Sudbury and Manitoulin v. C. B., 2013 ONSC 5179
COURT FILE NO.: C-197-11
DATE: 2013-08-27
SUPERIOR COURT OF JUSTICE - ONTARIO
RE: The Children’s Aid Society of the Districts of Sudbury and Manitoulin, Respondents
AND:
C. B., Appellant
BEFORE: The Honourable Madam Justice Patricia C. Hennessy
COUNSEL:
Dawn Dubois, for the Respondents
Darren L.M. Berlinguette, for the Appellant
HEARD: June 12, 2013
ENDORSEMENT ON APPEAL
[1] The father, C. B. appeals the order of Guay J, dated August 17, 2012, making the child L. S.-B. (born […], 2011) a Crown ward with no access. The father seeks an order placing the child in the care of R.G. under a 12 month supervision order subject to certain conditions.
[2] The trial before Justice Guay proceeded on the narrow issue of the placement of the child, either in the care of R.G. and J.F. or as a Ward of the Crown. All witnesses filed affidavits for their evidence in chief. Counsel for the parents cross examined two of the affiants.
[3] The appellant argued the following grounds of appeal: That the trial judge failed to appreciate that R.G. and J.F. are capable parents; that there was no evidence that R.G.’s osteoporosis would prevent her from caring for the child; that the trial judge erred in law and misapprehended the evidence by determining that the child’s continued access and relationship with his parents was not in his best interests and that the trial judge misapprehended the evidence by determining that R.G. and J.F. would not be able to manage the parents’ access to the child.
[4] The standard of review on a question of law is correctness and on mixed questions of law and fact is palpable and overriding error. (Children’s Aid Society of the District of Sudbury and Manitoulin v. D. D. 2004 47772 (ON SC), [2004] O.J. No. 5058, SCJ at para. 16)
[5] The parents consented to a finding that the child was in need of protection and agreed to a disposition that excluded them as caregivers. At trial, the parents submitted that the child should be permanently placed with R.G. and J.F.. By June 2013, the father had not exercised access to the child since March 2012.
[6] R.G. did not attend the appeal hearing although counsel for the father stated that she had planned to do so. She lives close by the court house and counsel advised that he had learned that she was en route to the courthouse. She did not arrive all morning.
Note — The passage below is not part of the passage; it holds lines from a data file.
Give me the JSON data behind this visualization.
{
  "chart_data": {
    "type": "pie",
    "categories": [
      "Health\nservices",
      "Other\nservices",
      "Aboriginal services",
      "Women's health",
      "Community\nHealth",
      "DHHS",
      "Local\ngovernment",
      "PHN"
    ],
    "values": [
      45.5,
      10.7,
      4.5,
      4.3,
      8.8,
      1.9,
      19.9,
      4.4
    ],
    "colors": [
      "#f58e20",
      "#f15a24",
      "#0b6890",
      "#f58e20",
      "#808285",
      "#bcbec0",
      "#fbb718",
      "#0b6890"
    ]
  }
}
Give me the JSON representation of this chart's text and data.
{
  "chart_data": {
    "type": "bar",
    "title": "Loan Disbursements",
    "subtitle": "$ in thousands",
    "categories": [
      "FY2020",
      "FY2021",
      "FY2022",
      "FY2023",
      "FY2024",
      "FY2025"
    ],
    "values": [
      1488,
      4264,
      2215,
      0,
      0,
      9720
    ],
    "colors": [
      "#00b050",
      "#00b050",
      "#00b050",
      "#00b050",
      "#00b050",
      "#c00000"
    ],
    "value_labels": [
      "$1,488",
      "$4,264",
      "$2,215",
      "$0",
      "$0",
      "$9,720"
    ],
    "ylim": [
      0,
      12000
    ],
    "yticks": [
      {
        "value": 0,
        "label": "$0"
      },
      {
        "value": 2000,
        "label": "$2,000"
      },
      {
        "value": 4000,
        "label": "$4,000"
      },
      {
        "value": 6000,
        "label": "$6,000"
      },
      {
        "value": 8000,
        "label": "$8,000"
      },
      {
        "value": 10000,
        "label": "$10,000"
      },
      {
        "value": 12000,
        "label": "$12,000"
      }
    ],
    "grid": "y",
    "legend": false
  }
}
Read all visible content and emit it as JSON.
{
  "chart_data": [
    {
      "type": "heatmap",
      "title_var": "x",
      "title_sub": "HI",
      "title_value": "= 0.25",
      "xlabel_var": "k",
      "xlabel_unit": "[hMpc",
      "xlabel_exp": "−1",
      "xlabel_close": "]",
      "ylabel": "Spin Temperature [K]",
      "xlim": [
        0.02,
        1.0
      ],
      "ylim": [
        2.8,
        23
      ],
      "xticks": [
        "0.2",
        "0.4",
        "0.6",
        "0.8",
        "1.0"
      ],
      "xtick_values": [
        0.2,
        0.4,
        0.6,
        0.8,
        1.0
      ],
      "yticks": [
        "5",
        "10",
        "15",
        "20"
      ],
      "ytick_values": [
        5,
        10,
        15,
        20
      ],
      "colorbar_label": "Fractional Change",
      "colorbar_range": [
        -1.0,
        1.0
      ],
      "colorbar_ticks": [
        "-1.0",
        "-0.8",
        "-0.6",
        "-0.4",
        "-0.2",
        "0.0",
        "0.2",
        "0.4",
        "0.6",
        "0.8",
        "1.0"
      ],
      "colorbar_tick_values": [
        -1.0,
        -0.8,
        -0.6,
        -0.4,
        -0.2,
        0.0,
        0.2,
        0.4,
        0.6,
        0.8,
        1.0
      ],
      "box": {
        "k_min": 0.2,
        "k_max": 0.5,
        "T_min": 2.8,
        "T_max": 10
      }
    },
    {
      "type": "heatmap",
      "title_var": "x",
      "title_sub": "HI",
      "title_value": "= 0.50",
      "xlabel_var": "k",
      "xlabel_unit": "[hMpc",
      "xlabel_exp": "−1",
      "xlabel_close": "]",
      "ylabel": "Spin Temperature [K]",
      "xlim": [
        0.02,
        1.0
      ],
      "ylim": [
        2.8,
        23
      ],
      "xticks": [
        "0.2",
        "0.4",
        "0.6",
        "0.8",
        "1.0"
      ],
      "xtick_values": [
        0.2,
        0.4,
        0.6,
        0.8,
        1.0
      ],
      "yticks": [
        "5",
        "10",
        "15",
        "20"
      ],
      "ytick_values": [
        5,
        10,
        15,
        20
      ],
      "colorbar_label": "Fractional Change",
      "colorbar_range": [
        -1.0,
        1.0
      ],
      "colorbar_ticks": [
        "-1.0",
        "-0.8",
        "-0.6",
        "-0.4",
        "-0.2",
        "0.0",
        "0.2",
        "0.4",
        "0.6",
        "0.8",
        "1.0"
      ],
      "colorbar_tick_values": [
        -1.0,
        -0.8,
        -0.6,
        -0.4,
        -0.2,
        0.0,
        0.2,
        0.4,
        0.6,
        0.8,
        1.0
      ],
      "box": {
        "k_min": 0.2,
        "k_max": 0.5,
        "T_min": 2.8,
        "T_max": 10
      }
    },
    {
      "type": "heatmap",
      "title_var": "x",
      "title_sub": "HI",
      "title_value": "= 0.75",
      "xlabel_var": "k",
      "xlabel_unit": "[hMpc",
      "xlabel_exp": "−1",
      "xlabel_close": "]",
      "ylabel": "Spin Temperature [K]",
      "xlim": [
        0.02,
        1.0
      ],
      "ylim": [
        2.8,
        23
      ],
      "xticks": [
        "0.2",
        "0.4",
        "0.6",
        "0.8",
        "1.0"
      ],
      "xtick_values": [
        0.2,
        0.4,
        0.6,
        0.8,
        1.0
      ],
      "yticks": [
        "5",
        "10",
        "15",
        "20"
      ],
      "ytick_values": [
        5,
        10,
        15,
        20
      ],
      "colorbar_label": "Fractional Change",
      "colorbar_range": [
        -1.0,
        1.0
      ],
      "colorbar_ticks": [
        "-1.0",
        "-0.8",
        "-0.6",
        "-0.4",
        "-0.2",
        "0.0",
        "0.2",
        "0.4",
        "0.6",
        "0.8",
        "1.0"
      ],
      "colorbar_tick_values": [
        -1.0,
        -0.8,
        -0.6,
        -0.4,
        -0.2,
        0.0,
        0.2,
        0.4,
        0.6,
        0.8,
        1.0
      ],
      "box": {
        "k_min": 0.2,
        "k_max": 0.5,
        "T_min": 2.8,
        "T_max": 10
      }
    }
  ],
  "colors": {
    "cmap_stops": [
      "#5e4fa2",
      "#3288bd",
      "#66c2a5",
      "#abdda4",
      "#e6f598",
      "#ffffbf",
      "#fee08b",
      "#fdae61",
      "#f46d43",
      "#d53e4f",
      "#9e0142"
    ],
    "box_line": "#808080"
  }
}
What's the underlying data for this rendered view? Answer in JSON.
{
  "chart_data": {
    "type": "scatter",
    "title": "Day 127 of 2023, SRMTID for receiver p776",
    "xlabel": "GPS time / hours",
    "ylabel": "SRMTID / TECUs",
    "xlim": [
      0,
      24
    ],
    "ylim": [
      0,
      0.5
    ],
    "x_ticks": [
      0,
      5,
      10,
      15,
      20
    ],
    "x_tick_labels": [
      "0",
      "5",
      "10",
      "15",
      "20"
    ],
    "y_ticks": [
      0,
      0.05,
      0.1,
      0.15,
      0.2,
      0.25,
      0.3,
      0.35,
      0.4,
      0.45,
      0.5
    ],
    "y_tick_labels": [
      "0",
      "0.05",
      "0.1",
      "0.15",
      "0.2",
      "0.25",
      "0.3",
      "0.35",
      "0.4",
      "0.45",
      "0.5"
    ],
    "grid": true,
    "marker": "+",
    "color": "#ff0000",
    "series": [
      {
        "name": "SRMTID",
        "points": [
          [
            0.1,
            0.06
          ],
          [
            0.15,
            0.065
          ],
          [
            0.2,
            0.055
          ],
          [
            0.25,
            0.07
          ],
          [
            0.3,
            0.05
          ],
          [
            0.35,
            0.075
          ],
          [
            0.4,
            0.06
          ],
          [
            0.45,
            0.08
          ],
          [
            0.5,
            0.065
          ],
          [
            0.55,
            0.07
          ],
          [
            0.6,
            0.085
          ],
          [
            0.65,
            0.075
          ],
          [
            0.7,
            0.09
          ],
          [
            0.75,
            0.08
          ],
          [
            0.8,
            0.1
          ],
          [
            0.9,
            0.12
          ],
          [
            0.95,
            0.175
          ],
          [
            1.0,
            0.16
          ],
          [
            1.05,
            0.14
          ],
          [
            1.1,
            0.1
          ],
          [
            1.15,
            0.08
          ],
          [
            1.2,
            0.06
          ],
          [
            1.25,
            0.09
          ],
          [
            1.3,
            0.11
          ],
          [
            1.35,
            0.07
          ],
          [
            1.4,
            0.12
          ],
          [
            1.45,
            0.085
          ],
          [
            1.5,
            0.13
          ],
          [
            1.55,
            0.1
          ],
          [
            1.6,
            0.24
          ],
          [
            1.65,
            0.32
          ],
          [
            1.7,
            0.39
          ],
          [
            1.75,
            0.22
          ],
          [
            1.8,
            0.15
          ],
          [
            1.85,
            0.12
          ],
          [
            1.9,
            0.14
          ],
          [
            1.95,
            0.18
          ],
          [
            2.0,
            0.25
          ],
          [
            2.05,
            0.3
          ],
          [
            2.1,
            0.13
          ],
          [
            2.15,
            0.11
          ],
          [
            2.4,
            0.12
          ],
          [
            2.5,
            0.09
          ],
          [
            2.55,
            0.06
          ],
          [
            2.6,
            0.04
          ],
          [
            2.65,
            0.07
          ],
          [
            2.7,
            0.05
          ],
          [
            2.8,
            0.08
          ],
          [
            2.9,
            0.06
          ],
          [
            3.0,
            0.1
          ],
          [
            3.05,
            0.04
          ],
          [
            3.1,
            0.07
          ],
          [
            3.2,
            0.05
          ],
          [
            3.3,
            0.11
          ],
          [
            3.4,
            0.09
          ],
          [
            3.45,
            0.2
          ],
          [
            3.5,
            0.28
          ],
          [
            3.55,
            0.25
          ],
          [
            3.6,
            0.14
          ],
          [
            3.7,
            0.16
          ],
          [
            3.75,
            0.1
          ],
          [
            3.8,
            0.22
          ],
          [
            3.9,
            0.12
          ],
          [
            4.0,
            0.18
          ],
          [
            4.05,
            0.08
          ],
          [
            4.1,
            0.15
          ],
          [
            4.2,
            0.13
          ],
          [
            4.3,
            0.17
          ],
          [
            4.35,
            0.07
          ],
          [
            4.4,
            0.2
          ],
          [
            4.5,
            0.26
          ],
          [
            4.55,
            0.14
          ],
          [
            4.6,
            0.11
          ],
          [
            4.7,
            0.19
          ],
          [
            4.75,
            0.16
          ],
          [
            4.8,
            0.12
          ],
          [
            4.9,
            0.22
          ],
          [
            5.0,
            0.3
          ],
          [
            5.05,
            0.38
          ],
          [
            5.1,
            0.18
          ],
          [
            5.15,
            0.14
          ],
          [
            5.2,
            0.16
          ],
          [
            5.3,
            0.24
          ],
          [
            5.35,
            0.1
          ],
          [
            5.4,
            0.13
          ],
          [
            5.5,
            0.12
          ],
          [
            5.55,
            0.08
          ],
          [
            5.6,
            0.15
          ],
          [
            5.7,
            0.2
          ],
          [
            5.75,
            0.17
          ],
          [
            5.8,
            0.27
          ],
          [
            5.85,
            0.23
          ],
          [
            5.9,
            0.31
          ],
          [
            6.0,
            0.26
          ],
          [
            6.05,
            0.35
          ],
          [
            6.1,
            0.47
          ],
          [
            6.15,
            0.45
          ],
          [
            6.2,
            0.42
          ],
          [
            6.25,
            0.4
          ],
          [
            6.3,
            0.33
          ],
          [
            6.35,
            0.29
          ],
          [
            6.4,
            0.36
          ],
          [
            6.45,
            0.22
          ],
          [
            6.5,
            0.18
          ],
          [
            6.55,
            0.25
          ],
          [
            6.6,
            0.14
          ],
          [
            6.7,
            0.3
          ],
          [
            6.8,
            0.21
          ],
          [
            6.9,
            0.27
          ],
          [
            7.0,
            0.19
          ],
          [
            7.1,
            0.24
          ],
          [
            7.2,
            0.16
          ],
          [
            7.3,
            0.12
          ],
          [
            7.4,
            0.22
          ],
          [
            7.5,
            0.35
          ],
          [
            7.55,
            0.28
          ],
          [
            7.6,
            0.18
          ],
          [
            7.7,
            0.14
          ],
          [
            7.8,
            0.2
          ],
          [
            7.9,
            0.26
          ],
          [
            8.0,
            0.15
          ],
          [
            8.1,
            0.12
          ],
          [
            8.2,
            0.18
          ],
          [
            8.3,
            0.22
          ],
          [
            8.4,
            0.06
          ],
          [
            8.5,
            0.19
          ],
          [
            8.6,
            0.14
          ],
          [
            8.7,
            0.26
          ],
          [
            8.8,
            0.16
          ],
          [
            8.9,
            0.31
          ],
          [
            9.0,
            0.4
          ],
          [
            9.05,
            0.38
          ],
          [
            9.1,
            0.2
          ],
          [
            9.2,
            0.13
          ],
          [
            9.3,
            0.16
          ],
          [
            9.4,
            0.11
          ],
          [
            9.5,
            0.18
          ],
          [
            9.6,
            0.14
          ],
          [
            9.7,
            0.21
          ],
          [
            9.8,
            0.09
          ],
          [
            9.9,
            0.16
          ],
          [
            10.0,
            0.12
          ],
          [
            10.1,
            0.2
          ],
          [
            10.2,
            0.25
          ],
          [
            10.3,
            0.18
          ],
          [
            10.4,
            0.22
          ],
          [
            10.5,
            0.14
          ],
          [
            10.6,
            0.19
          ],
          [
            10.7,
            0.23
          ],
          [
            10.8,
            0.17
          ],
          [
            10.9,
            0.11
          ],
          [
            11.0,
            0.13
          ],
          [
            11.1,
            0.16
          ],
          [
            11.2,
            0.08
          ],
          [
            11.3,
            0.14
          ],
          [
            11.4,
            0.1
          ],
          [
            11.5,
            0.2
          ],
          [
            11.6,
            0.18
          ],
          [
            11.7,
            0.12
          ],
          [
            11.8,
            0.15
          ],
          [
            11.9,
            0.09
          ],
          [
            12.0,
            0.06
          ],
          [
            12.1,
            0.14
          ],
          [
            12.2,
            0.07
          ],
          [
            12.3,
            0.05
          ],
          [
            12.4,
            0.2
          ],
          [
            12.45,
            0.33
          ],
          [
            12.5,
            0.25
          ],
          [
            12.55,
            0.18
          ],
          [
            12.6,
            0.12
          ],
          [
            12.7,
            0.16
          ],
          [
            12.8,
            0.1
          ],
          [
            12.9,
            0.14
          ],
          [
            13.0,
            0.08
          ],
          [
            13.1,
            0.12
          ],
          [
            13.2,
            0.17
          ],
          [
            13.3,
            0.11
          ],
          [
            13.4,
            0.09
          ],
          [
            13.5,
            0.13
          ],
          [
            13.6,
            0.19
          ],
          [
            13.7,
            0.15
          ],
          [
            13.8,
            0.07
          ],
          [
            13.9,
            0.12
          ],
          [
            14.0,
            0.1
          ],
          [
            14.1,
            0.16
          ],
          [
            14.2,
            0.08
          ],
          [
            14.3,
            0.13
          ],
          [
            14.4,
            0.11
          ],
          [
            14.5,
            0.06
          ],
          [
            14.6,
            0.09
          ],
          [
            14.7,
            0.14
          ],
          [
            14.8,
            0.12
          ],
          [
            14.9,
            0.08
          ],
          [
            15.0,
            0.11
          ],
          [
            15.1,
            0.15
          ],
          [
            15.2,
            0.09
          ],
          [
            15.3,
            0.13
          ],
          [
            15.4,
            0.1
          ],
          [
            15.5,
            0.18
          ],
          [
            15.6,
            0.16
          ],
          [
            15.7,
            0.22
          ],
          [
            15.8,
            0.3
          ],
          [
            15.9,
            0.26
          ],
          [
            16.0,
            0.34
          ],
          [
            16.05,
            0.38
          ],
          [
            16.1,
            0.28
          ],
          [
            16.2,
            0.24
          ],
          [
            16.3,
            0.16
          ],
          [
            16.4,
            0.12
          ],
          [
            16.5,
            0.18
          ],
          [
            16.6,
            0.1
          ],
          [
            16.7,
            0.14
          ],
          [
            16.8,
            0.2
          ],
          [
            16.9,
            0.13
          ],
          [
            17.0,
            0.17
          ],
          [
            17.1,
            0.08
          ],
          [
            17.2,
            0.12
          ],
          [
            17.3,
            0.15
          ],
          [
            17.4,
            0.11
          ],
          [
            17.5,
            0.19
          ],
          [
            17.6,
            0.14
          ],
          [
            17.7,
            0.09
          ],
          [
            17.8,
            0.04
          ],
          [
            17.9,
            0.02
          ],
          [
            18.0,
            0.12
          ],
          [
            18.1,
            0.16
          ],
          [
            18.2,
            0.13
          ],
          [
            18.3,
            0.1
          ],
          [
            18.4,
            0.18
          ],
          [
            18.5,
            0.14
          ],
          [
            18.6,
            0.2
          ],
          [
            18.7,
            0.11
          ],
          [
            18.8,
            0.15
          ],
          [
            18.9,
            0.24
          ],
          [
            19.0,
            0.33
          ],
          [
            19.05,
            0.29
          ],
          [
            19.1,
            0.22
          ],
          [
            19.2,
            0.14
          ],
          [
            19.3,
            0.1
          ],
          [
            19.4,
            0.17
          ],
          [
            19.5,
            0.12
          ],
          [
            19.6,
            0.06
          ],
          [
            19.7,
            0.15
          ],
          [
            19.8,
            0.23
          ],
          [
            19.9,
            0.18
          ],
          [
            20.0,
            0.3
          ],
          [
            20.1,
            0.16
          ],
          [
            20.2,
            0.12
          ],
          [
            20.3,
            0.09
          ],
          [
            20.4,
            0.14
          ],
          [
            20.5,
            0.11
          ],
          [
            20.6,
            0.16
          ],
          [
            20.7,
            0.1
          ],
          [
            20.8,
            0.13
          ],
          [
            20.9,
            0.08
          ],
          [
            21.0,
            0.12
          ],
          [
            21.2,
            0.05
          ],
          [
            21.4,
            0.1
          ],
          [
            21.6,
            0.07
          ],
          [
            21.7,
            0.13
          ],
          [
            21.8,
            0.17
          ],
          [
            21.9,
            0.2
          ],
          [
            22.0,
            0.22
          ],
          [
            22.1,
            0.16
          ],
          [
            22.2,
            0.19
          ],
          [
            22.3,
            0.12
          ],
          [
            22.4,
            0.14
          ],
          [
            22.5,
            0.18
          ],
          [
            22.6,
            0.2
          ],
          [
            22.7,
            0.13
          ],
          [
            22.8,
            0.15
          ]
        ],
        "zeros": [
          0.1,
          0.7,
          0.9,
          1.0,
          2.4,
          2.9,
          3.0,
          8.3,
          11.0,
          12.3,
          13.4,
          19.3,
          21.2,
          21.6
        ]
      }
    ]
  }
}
[7] I am persuaded that there was ample evidence to support the trial judge’s finding that a placement with R.G. and J.F. would not be in the best interests of the child. The trial judge reviewed his concerns about R.G.’s serious and deteriorating health, which had already resulted in her giving up her job as a parental support worker. His concerns were legitimately based on the evidence before him. He noted in addition, R.G.’s difficulties in raising her own children, such that she requested the assistance of the Children’s Aid Society of the Districts of Sudbury and Manitoulin (“CAS”) and he noted the fragile health of the child and the likelihood of high care needs as he grew. Most importantly the trial judge considered the evidence from R.G. and J.F. with respect to their views on access to the child by the parents. The trial judge concluded on all of the uncontested evidence that the parents’ difficulties would continue to be visited upon the child, should the child be placed with the proposed caregivers.
[8] With respect to the issue of continued access of the parents, the trial judge considered the history of the child’s experience with his parents and their abilities or lack thereof to care for the child, given their limited intellectual development. In particular, the trial judge had regard for the views of Dr. Ross and CAS staff who had observed the child with his parents and who had extensive dealings with the proposed caregivers.
[9] The trial judge was of the view that the proposal that the parents have continued access to the child was against the test of best interests of the child. He noted the father’s serious challenges with anger control and management and how this had led to a change in the place of access and ultimately in the father refusing to see the child. He concluded that parental access to the child would put the child at risk of harm. These findings were well supported by the evidence.
[10] In considering the evidence the trial judge took into account the two proposals before the court and examined the advantages and disadvantages of the competing plans without any starting presumptions. He concluded inter alia that the proposal put forward by the parents would result in continued uncertainty for the child, which was contrary to his best interests. The trial judge underscored the need for finality which was in the best interests of this child who had been in care since birth and was now in a home with a sibling, waiting for final placement.
[11] The finding and reasons of the trial judge are in accord with the purposes of the Child and Family Services Act, achieving permanency for the child in accordance with his best interests.
[12] The trial judge did not err in law or make any palpable or overriding errors in coming to his decision. The appeal is dismissed.